A pesar de las numerosas infidelidades de su amante, Minos no formulaba queja alguna. Ser amado por la mujer más hermosa de Avaris le colmaba y no percibía los riesgos que corría al compartir su lecho.
—Ese animal de palafrenero me ha dejado insatisfecha —deploró ella—. ¿Quieres consolarme?
En cuanto Ventosa rozaba la perfumada piel del pintor la virilidad de este se manifestaba. Ni una sola vez sus retozos la habían decepcionado. Minos no se parecía a ningún otro hombre y sabía dar placer con la espontaneidad de un adolescente.
Tras el amor, percibió una turbación.
—¿Algo va mal?
—Se trata de Creta. Corre el rumor de que Jannas ha decidido destruirla.
Ventosa se tendió sobre la espalda de su amante, adaptándose a sus formas.
—Tranquilízate, amor mío. El almirante Jannas no ha terminado aún de limpiar las Cícladas ni de aniquilar a los partidarios de la independencia de Creta. Cuando lo haya hecho, la gran isla quedará sola y sin más elección que una obediencia absoluta al señor de los hicsos. Naturalmente, tendrá que aumentar la cantidad de los tributos por no haber ayudado al almirante de un modo más eficaz, pero será un mal menor.
—¿Se salvará Creta, pues?
—El emperador la convertirá en una provincia sumisa y abnegada.

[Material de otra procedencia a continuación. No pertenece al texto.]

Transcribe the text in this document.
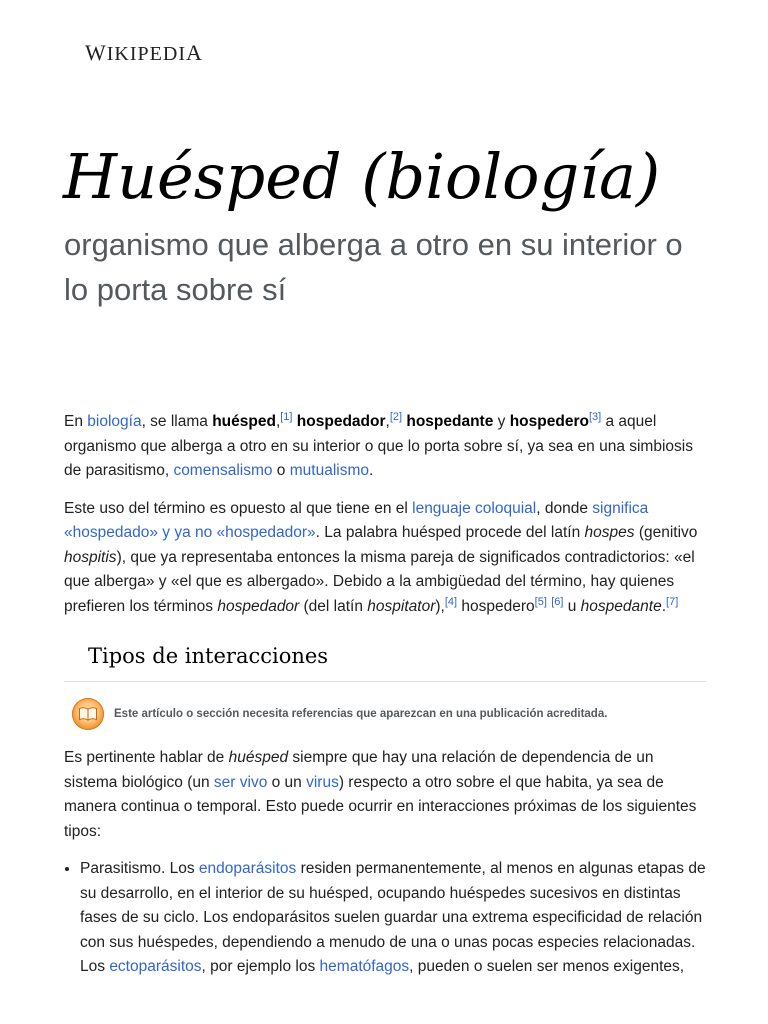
WIKIPEDIA
Huésped (biología)
organismo que alberga a otro en su interior o lo porta sobre sí

En biología, se llama huésped,[1] hospedador,[2] hospedante y hospedero[3] a aquel organismo que alberga a otro en su interior o que lo porta sobre sí, ya sea en una simbiosis de parasitismo, comensalismo o mutualismo.

Este uso del término es opuesto al que tiene en el lenguaje coloquial, donde significa «hospedado» y ya no «hospedador». La palabra huésped procede del latín hospes (genitivo hospitis), que ya representaba entonces la misma pareja de significados contradictorios: «el que alberga» y «el que es albergado». Debido a la ambigüedad del término, hay quienes prefieren los términos hospedador (del latín hospitator),[4] hospedero[5] [6] u hospedante.[7]

Tipos de interacciones
Este artículo o sección necesita referencias que aparezcan en una publicación acreditada.

Es pertinente hablar de huésped siempre que hay una relación de dependencia de un sistema biológico (un ser vivo o un virus) respecto a otro sobre el que habita, ya sea de manera continua o temporal. Esto puede ocurrir en interacciones próximas de los siguientes tipos:

• Parasitismo. Los endoparásitos residen permanentemente, al menos en algunas etapas de su desarrollo, en el interior de su huésped, ocupando huéspedes sucesivos en distintas fases de su ciclo. Los endoparásitos suelen guardar una extrema especificidad de relación con sus huéspedes, dependiendo a menudo de una o unas pocas especies relacionadas. Los ectoparásitos, por ejemplo los hematófagos, pueden o suelen ser menos exigentes,
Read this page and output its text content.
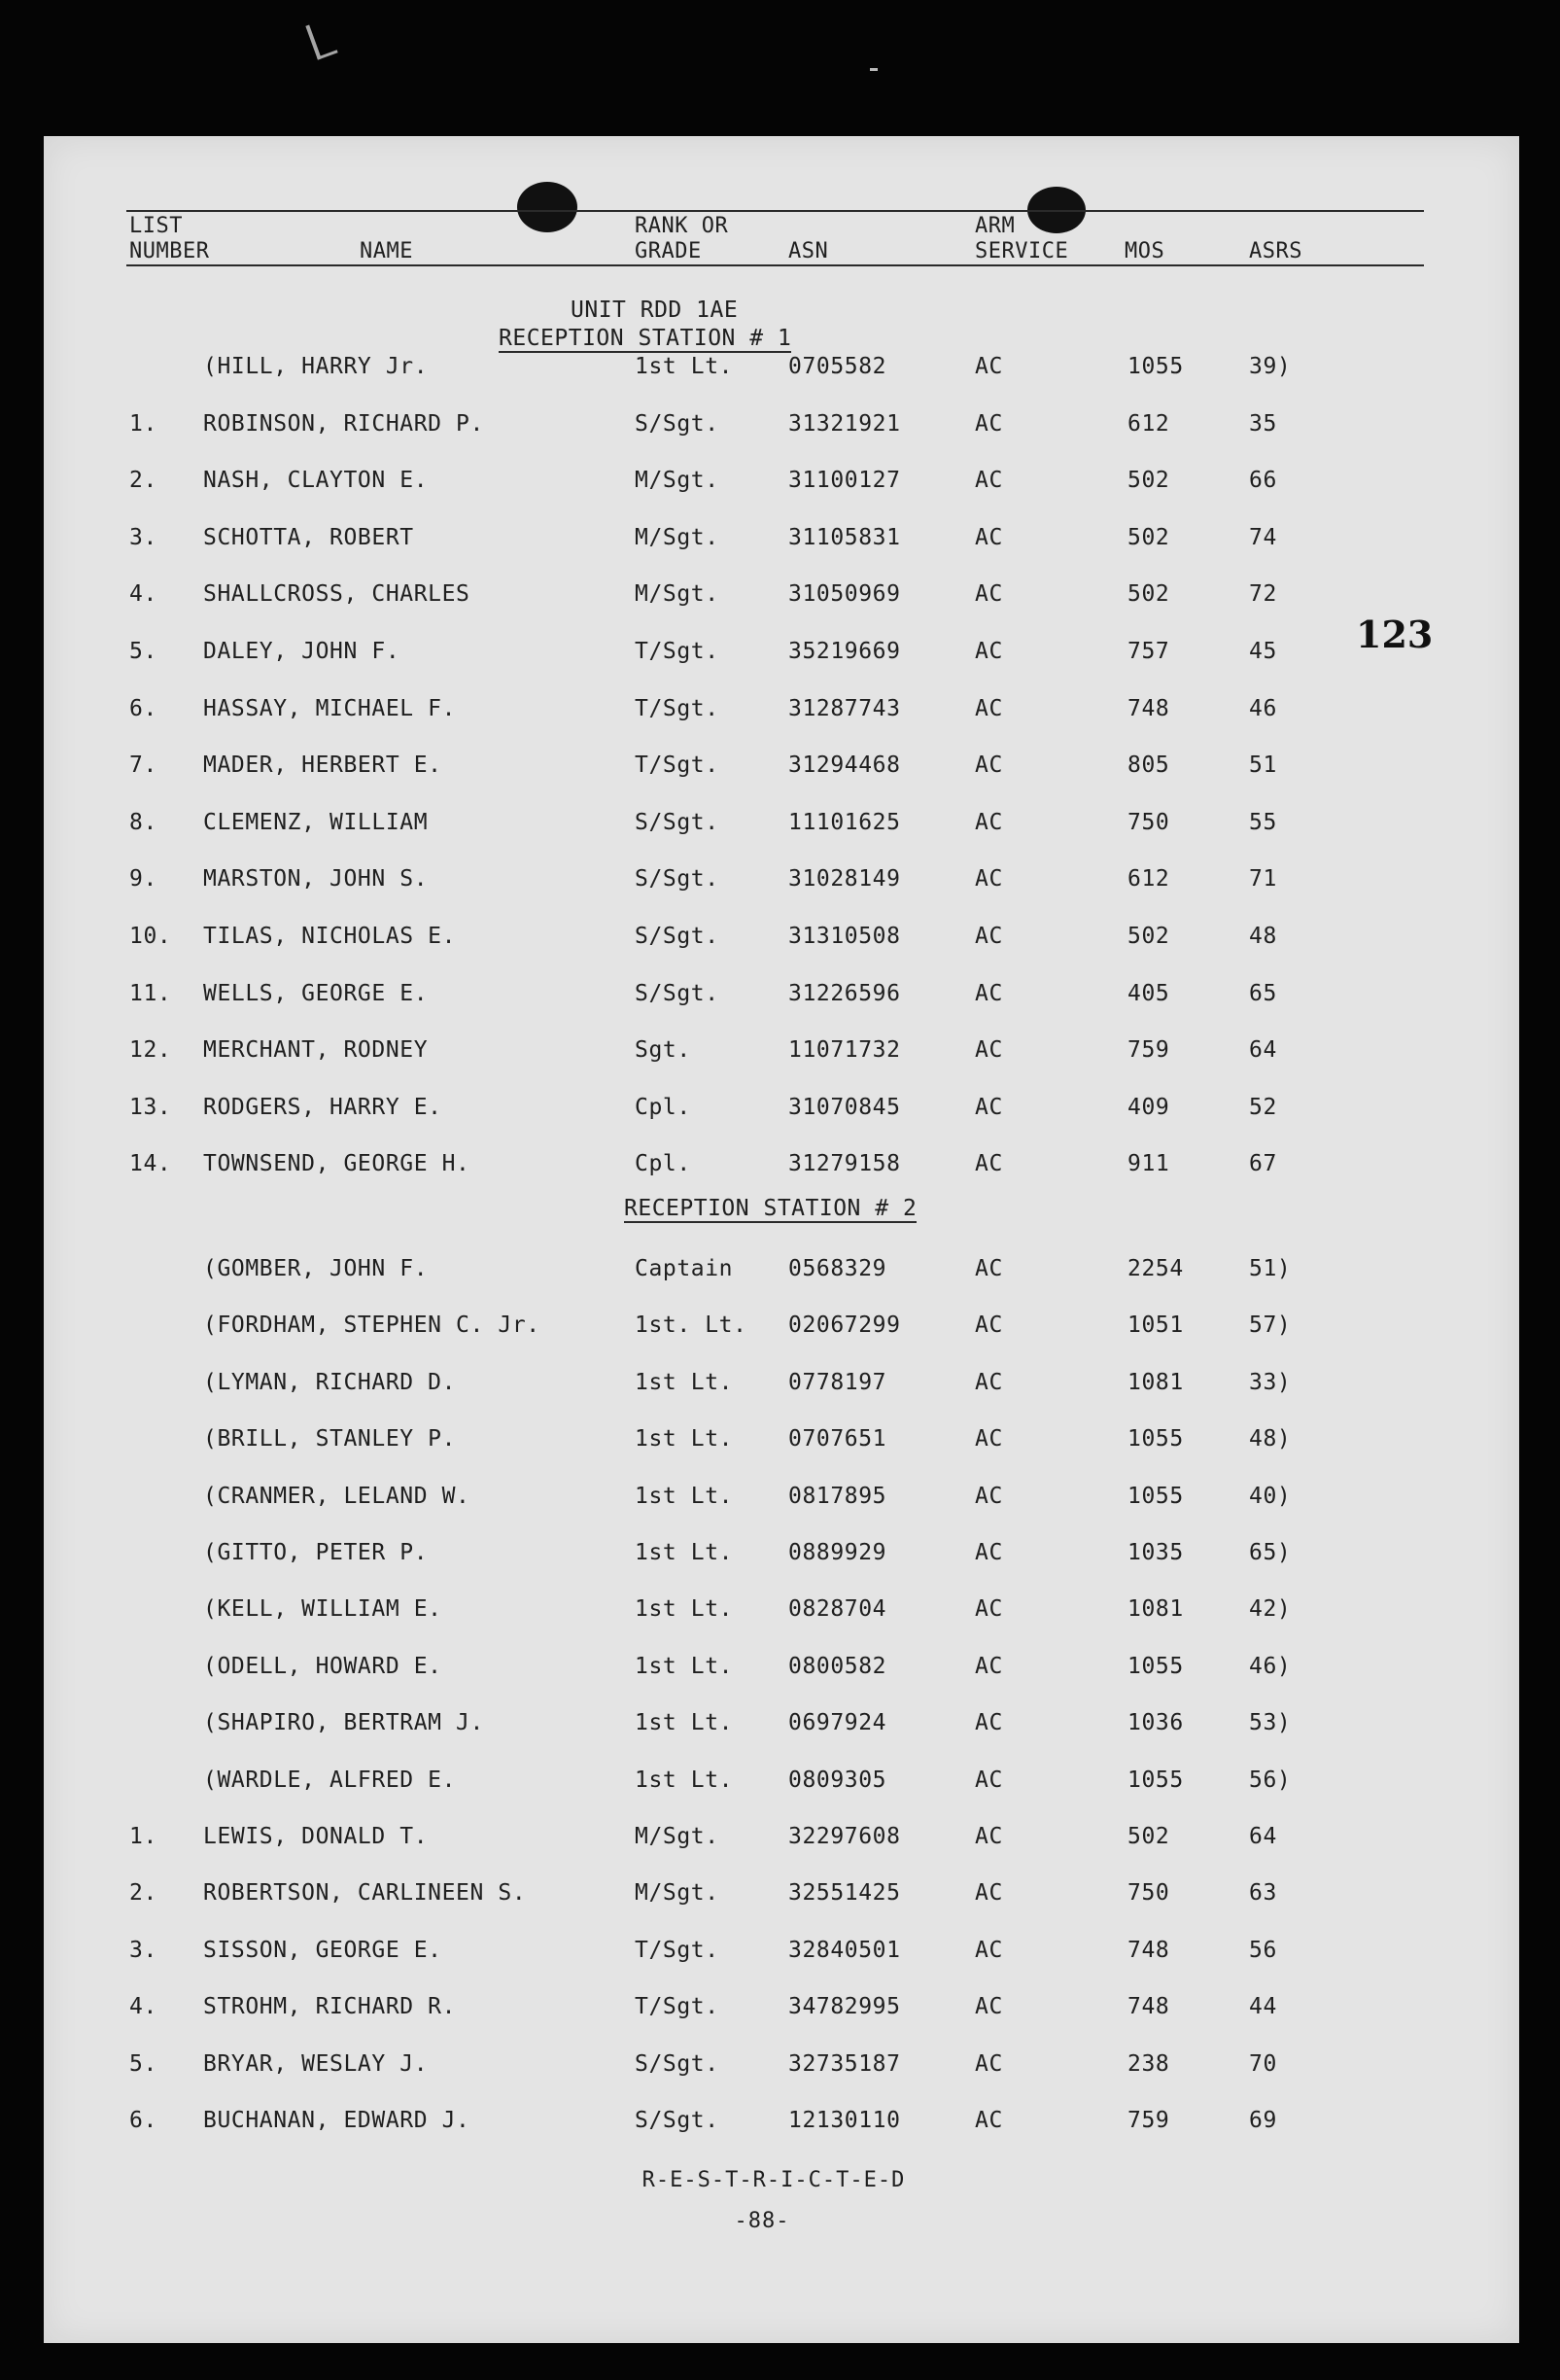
LIST
NUMBER	NAME
RANK OR
GRADE	ASN
ARM
SERVICE	MOS	ASRS
UNIT RDD 1AE
RECEPTION STATION # 1
(HILL, HARRY Jr.	1st Lt. 0705582	AC	1055	39)
1. ROBINSON, RICHARD P.	S/Sgt.	31321921	AC	612	35
2. NASH, CLAYTON E.	M/Sgt.	31100127	AC	502	66
3. SCHOTTA, ROBERT	M/Sgt.	31105831	AC	502	74
4. SHALLCROSS, CHARLES	M/Sgt.	31050969	AC	502	72
5. DALEY, JOHN F.	T/Sgt.	35219669	AC	757	45
6. HASSAY, MICHAEL F.	T/Sgt.	31287743	AC	748	46
7. MADER, HERBERT E.	T/Sgt.	31294468	AC	805	51
8. CLEMENZ, WILLIAM	S/Sgt.	11101625	AC	750	55
9. MARSTON, JOHN S.	S/Sgt.	31028149	AC	612	71
10. TILAS, NICHOLAS E.	S/Sgt.	31310508	AC	502	48
11. WELLS, GEORGE E.	S/Sgt.	31226596	AC	405	65
12. MERCHANT, RODNEY	Sgt.	11071732	AC	759	64
13. RODGERS, HARRY E.	Cpl.	31070845	AC	409	52
14. TOWNSEND, GEORGE H.	Cpl.	31279158	AC	911	67
RECEPTION STATION # 2
(GOMBER, JOHN F.	Captain 0568329	AC	2254	51)
(FORDHAM, STEPHEN C. Jr.	1st. Lt. 02067299	AC	1051	57)
(LYMAN, RICHARD D.	1st Lt. 0778197	AC	1081	33)
(BRILL, STANLEY P.	1st Lt. 0707651	AC	1055	48)
(CRANMER, LELAND W.	1st Lt. 0817895	AC	1055	40)
(GITTO, PETER P.	1st Lt. 0889929	AC	1035	65)
(KELL, WILLIAM E.	1st Lt. 0828704	AC	1081	42)
(ODELL, HOWARD E.	1st Lt. 0800582	AC	1055	46)
(SHAPIRO, BERTRAM J.	1st Lt. 0697924	AC	1036	53)
(WARDLE, ALFRED E.	1st Lt. 0809305	AC	1055	56)
1. LEWIS, DONALD T.	M/Sgt.	32297608	AC	502	64
2. ROBERTSON, CARLINEEN S.	M/Sgt.	32551425	AC	750	63
3. SISSON, GEORGE E.	T/Sgt.	32840501	AC	748	56
4. STROHM, RICHARD R.	T/Sgt.	34782995	AC	748	44
5. BRYAR, WESLAY J.	S/Sgt.	32735187	AC	238	70
6. BUCHANAN, EDWARD J.	S/Sgt.	12130110	AC	759	69
123
R-E-S-T-R-I-C-T-E-D
-88-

—¿Crees que volveré algún día a mi casa?
—Con dos condiciones, o sea, que yo convenza al emperador de que tu trabajo ha terminado y que me vaya contigo.
Los azules ojos del pintor eran los de un niño.
—Son solo sueños, ¿no es cierto?
Ventosa pasó lentamente la mano por los rizados cabellos del cretense.
—Necesitaremos tiempo para transformarlos en realidad, pero ¿por qué desesperar?
—Tú y yo, allí… Nada sería más maravilloso.
—Ámame otra vez, Minos. Y no dejes nunca de amarme.